M.M. : Je fais du théâtre depuis si longtemps que je voulais l’évoquer par sa part plastique, mais aussi par ce qui me hante, c’est-à-dire « que deviennent les spectacles une fois qu’ils sont défaits ? ». Quand les pièces sont finies, il y a quelque chose qui vous serre le cœur : ces caisses dans lesquelles on emporte tout, le plateau vide. J’ai voulu ressortir ça et aller chercher des choses qui ne sont jamais plus revues. Je garde toujours les choses un peu comme des reliques. Donc quand on me propose le Palais des Papes, pour mettre ces choses, pour les célébrer, je trouve ça magnifique. Les faire venir, les revoir alors que tout ça était invisible, c’est quelque chose de fou. Ça ne sera pas « Ma vie mes œuvres », je ne vais pas raconter ma carrière. Je veux vraiment honorer ces objets.

Pourquoi traiter ce sujet par les thèmes de l’onirique, de la fantaisie ?

M.M. : D’abord, quand on parle de la perte, ici d’un spectacle, l’humour n’est jamais loin, parce que sinon c’est désespérant. Au théâtre, il y a quelque chose de l’ordre de la rédemption par le rire, le sourire et la fantaisie. Sinon c’est invivable. Dans ce monde sens dessus dessous, délité, où nos valeurs sont complètement inversées, je pense que c’est important de célébrer ce qui est fragile, dire que le théâtre malgré tout persiste dans les consciences, dans la rêverie, même quand il est mis en pièces.

Vous êtes née à Marseille et avez été directrice de la Criée pendant 11 ans. Quel est votre lien à la région et comment se lit-il dans cette exposition ?

M.M. : Pour les œuvres, je suis restée beaucoup dans le Sud, je ne suis pas allée chercher les grandes collections parisiennes.

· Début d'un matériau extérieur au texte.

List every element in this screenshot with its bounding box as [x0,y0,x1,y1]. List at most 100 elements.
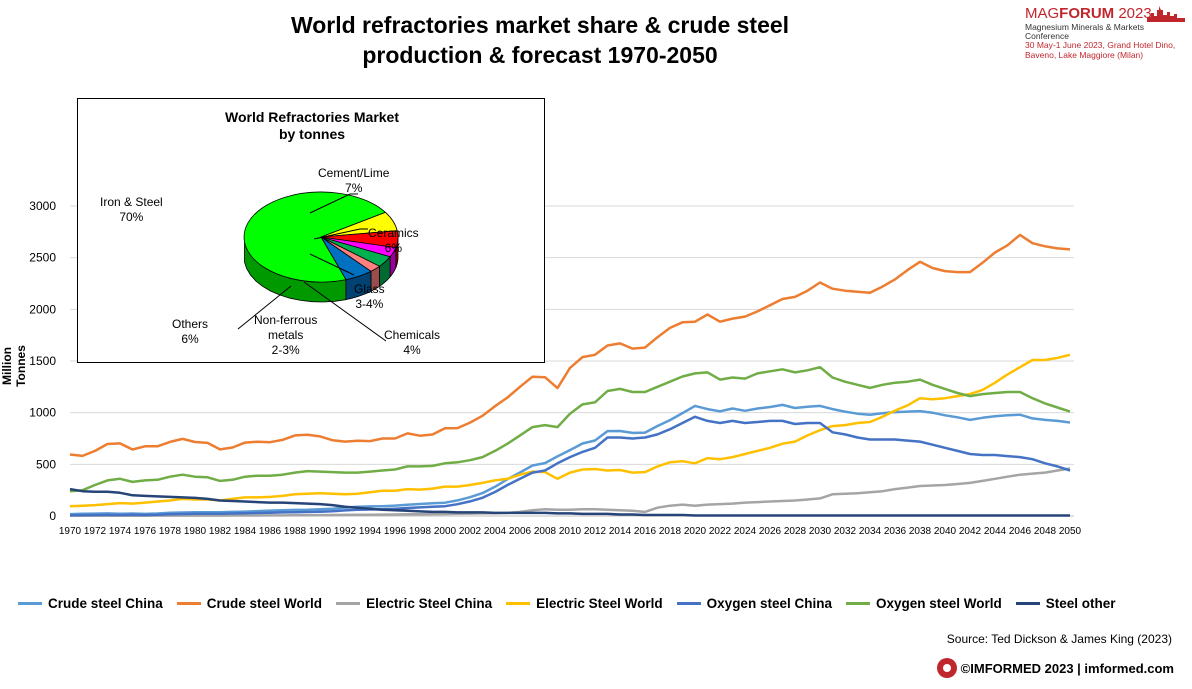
x-tick-label: 1998 [409,526,432,537]
x-tick-label: 2040 [934,526,957,537]
x-tick-label: 2044 [984,526,1007,537]
legend-swatch [18,602,42,605]
legend-swatch [176,602,201,605]
x-tick-label: 2048 [1034,526,1057,537]
y-tick-label: 1500 [29,354,56,368]
series-line-oxygen-steel-world [69,365,1071,493]
chart-legend: Crude steel China Crude steel World Electr… [18,596,1188,611]
x-tick-label: 2016 [634,526,657,537]
imformed-logo-icon [936,658,957,678]
y-tick-label: 2500 [29,251,56,265]
pie-slice-iron-steel [243,191,387,283]
pie-title: World Refractories Market by tonnes [224,109,399,142]
legend-swatch [506,602,531,605]
magforum-brand: MAGFORUM 2023 [1025,5,1152,22]
x-tick-label: 1974 [109,526,132,537]
x-tick-label: 1970 [59,526,82,537]
x-tick-label: 2004 [484,526,507,537]
x-tick-label: 2018 [659,526,682,537]
y-axis-label: Million Tonnes [0,345,28,387]
pie-chart [237,191,399,342]
series-line-crude-steel-china [69,403,1071,516]
x-tick-label: 2006 [509,526,532,537]
x-tick-label: 1990 [309,526,332,537]
imformed-credit: ©IMFORMED 2023 | imformed.com [936,658,1174,678]
x-tick-label: 2014 [609,526,632,537]
x-tick-label: 2036 [884,526,907,537]
legend-label: Oxygen steel China [706,596,832,611]
legend-swatch [1015,602,1040,605]
pie-label-glass: Glass 3-4% [354,282,385,311]
x-tick-label: 2050 [1059,526,1082,537]
x-tick-label: 1986 [259,526,282,537]
series-line-crude-steel-world [69,233,1071,458]
legend-item: Oxygen steel World [845,596,1002,611]
series-line-electric-steel-china [70,467,1071,517]
x-tick-label: 2028 [784,526,807,537]
page-title: World refractories market share & crude … [230,10,850,70]
magforum-subtitle: Magnesium Minerals & Markets Conference [1025,21,1145,41]
pie-label-cement-lime: Cement/Lime 7% [318,166,390,195]
x-tick-label: 1976 [134,526,157,537]
x-tick-label: 2024 [734,526,757,537]
pie-label-others: Others 6% [172,317,209,346]
x-tick-label: 1978 [159,526,182,537]
x-tick-label: 2042 [959,526,982,537]
series-line-electric-steel-world [69,353,1071,508]
legend-label: Steel other [1045,596,1116,611]
pie-inset: World Refractories Market by tonnes Iron… [77,98,545,363]
series-line-steel-other [69,487,1070,517]
x-tick-label: 1988 [284,526,307,537]
legend-item: Electric Steel China [336,596,492,611]
skyline-icon [1147,6,1185,22]
legend-label: Electric Steel China [366,596,493,611]
legend-label: Crude steel China [48,596,163,611]
pie-label-chemicals: Chemicals 4% [384,328,441,357]
series-line-oxygen-steel-china [69,415,1071,517]
x-tick-label: 1984 [234,526,257,537]
legend-label: Crude steel World [206,596,323,611]
y-tick-label: 3000 [29,199,56,213]
y-tick-label: 2000 [29,302,56,316]
x-tick-label: 2008 [534,526,557,537]
x-tick-label: 2046 [1009,526,1032,537]
x-tick-label: 1980 [184,526,207,537]
pie-label-ceramics: Ceramics 6% [368,226,419,255]
x-tick-label: 2034 [859,526,882,537]
legend-item: Crude steel China [18,596,163,611]
x-tick-label: 2010 [559,526,582,537]
legend-label: Oxygen steel World [875,596,1002,611]
legend-item: Crude steel World [176,596,323,611]
x-tick-label: 2002 [459,526,482,537]
magforum-date: 30 May-1 June 2023, Grand Hotel Dino, [1025,40,1176,51]
legend-label: Electric Steel World [536,596,663,611]
x-tick-label: 2022 [709,526,732,537]
x-tick-label: 2030 [809,526,832,537]
title-line-2: production & forecast 1970-2050 [362,42,718,68]
x-tick-label: 2038 [909,526,932,537]
magforum-venue: Baveno, Lake Maggiore (Milan) [1025,49,1144,60]
legend-swatch [845,602,870,605]
x-tick-label: 2000 [434,526,457,537]
x-tick-label: 1972 [84,526,107,537]
pie-label-non-ferrous: Non-ferrous metals 2-3% [254,313,318,357]
x-tick-label: 2012 [584,526,607,537]
x-tick-label: 1992 [334,526,357,537]
x-tick-label: 1994 [359,526,382,537]
y-tick-label: 500 [36,457,56,471]
legend-swatch [336,602,361,605]
legend-item: Steel other [1015,596,1116,611]
legend-item: Oxygen steel China [676,596,832,611]
y-tick-label: 1000 [29,406,56,420]
magforum-logo: MAGFORUM 2023 Magnesium Minerals & Marke… [1025,5,1190,60]
x-tick-label: 1996 [384,526,407,537]
title-line-1: World refractories market share & crude … [290,12,790,38]
legend-item: Electric Steel World [506,596,663,611]
pie-label-iron-steel: Iron & Steel 70% [100,195,163,224]
source-note: Source: Ted Dickson & James King (2023) [946,632,1172,646]
x-tick-label: 2026 [759,526,782,537]
x-tick-label: 1982 [209,526,232,537]
x-tick-label: 2020 [684,526,707,537]
y-tick-label: 0 [49,509,56,523]
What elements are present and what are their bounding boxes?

Je suis allée au Museon Arlaten, à Arles, au Cirva à Marseille. Je suis allée fouiller dans les stocks de l’opéra d’Avignon, de la maison Jean Vilar. Ce sont des artistes et des collections qui me sont familiers, que j’aime beaucoup. J’aime bien réaliser ça dans une proximité, ça me touche. Il y a un attachement à ce territoire, cette Provence. Il y a une familiarité. Je sais aussi qu’il y a des trésors. Je suis née à Marseille, mais en plus, pendant 11 ans, quotidiennement, j’ai dirigé la Criée où il y avait tout le temps des expositions. J’aimais bien cette idée de circulaire, qui n’aille pas chercher très loin.